兄との別れ

mitake Posted in 文章教室
コメントは受け付けていません。

 

新緑が美しい季節、緑色は心を癒してくれる。今日は梅雨入り前の五月晴れで、汗ばむほど、、。

紫陽花の花の蕾が日一日と大きくなり、早いものは少し色づいている。そんな季節の中、四月に旅立った兄の納骨と四十九日の法要が営まれた。

私は生後一年八か月で父と死別し、十歳年上の兄が父親代わりをしてくれた。高校へ行くとき結婚するとき、兄の世話になった。時には厳しくされて、亡き父を恋しく思ったこともあった。

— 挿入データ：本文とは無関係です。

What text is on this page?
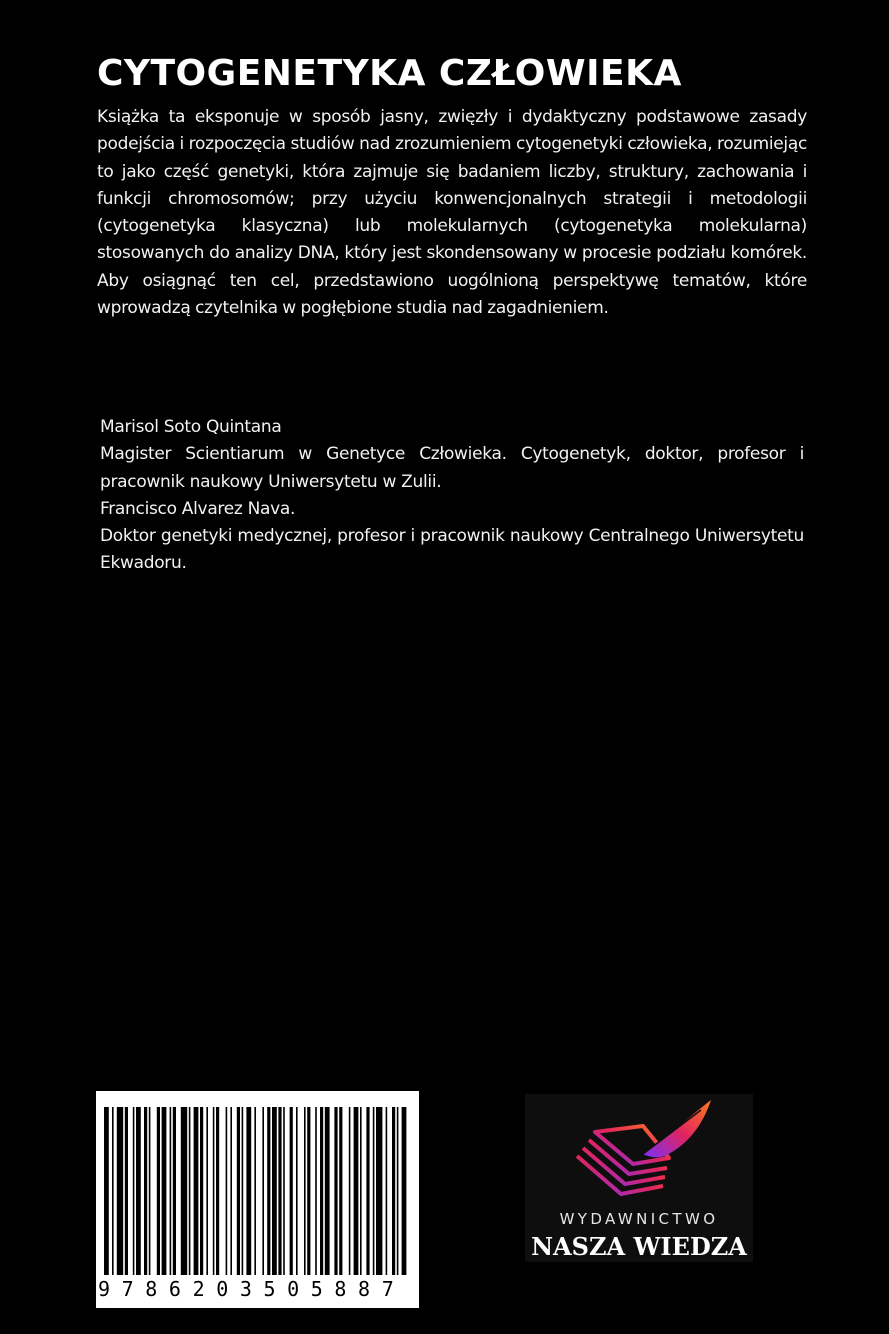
CYTOGENETYKA CZŁOWIEKA

Książka ta eksponuje w sposób jasny, zwięzły i dydaktyczny podstawowe zasady podejścia i rozpoczęcia studiów nad zrozumieniem cytogenetyki człowieka, rozumiejąc to jako część genetyki, która zajmuje się badaniem liczby, struktury, zachowania i funkcji chromosomów; przy użyciu konwencjonalnych strategii i metodologii (cytogenetyka klasyczna) lub molekularnych (cytogenetyka molekularna) stosowanych do analizy DNA, który jest skondensowany w procesie podziału komórek. Aby osiągnąć ten cel, przedstawiono uogólnioną perspektywę tematów, które wprowadzą czytelnika w pogłębione studia nad zagadnieniem.

Marisol Soto Quintana

Magister Scientiarum w Genetyce Człowieka. Cytogenetyk, doktor, profesor i pracownik naukowy Uniwersytetu w Zulii.

Francisco Alvarez Nava.

Doktor genetyki medycznej, profesor i pracownik naukowy Centralnego Uniwersytetu Ekwadoru.

9786203505887
WYDAWNICTWO
NASZA WIEDZA
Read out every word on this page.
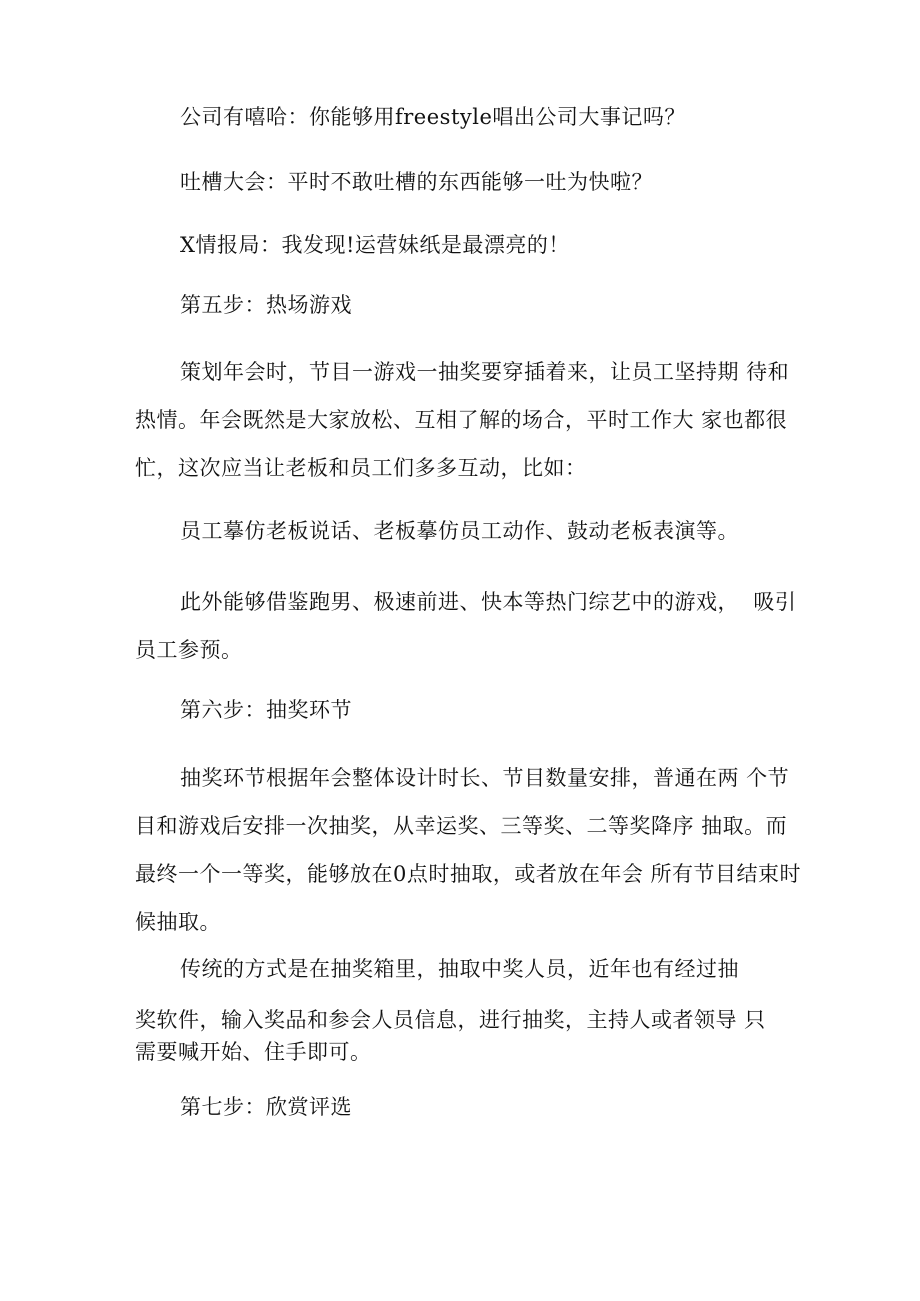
公司有嘻哈：你能够用freestyle唱出公司大事记吗？

吐槽大会：平时不敢吐槽的东西能够一吐为快啦？

X情报局：我发现!运营妹纸是最漂亮的！

第五步：热场游戏

策划年会时，节目一游戏一抽奖要穿插着来，让员工坚持期 待和

热情。年会既然是大家放松、互相了解的场合，平时工作大 家也都很

忙，这次应当让老板和员工们多多互动，比如：

员工摹仿老板说话、老板摹仿员工动作、鼓动老板表演等。

此外能够借鉴跑男、极速前进、快本等热门综艺中的游戏，  吸引

员工参预。

第六步：抽奖环节

抽奖环节根据年会整体设计时长、节目数量安排，普通在两 个节

目和游戏后安排一次抽奖，从幸运奖、三等奖、二等奖降序 抽取。而

最终一个一等奖，能够放在0点时抽取，或者放在年会 所有节目结束时

候抽取。

传统的方式是在抽奖箱里，抽取中奖人员，近年也有经过抽

奖软件，输入奖品和参会人员信息，进行抽奖，主持人或者领导 只

需要喊开始、住手即可。

第七步：欣赏评选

母が亡くなった後は、母に代わりどうしているか心配して度々上京してきた。体も声も大きく、病気に負けるような人ではなかったのだが、、。最後は一週間ばかりの入院で、家族に迷惑もかけず静かな旅たちだった。

兄は十八歳で少年兵に志願し母を悲しませた。横須賀の海軍学校で終戦を迎えた。毎年のように戦友会があり、とても楽しみにしていた。また戦友をとても大事にしていて、体調の思い戦友がいると、どこまでも出かけて行って見舞っていた。

その仲間も昨年はとうとう二人になってしまったと寂しそうだった。その一人も無理してきた様で、来年は無理だろうと話していたが、兄も今年は出席できなかった。享年八十七歳だった。

お酒が好きだった兄だったので、今頃は戦友と黄泉の国で、大きな声で再会を喜び、杯を交わしていることだろう。

寸評 私も父を一歳半でなくしていて、全く記憶がありません。お兄さんを思う気持ちが込められた、鎮魂のメッセージですね。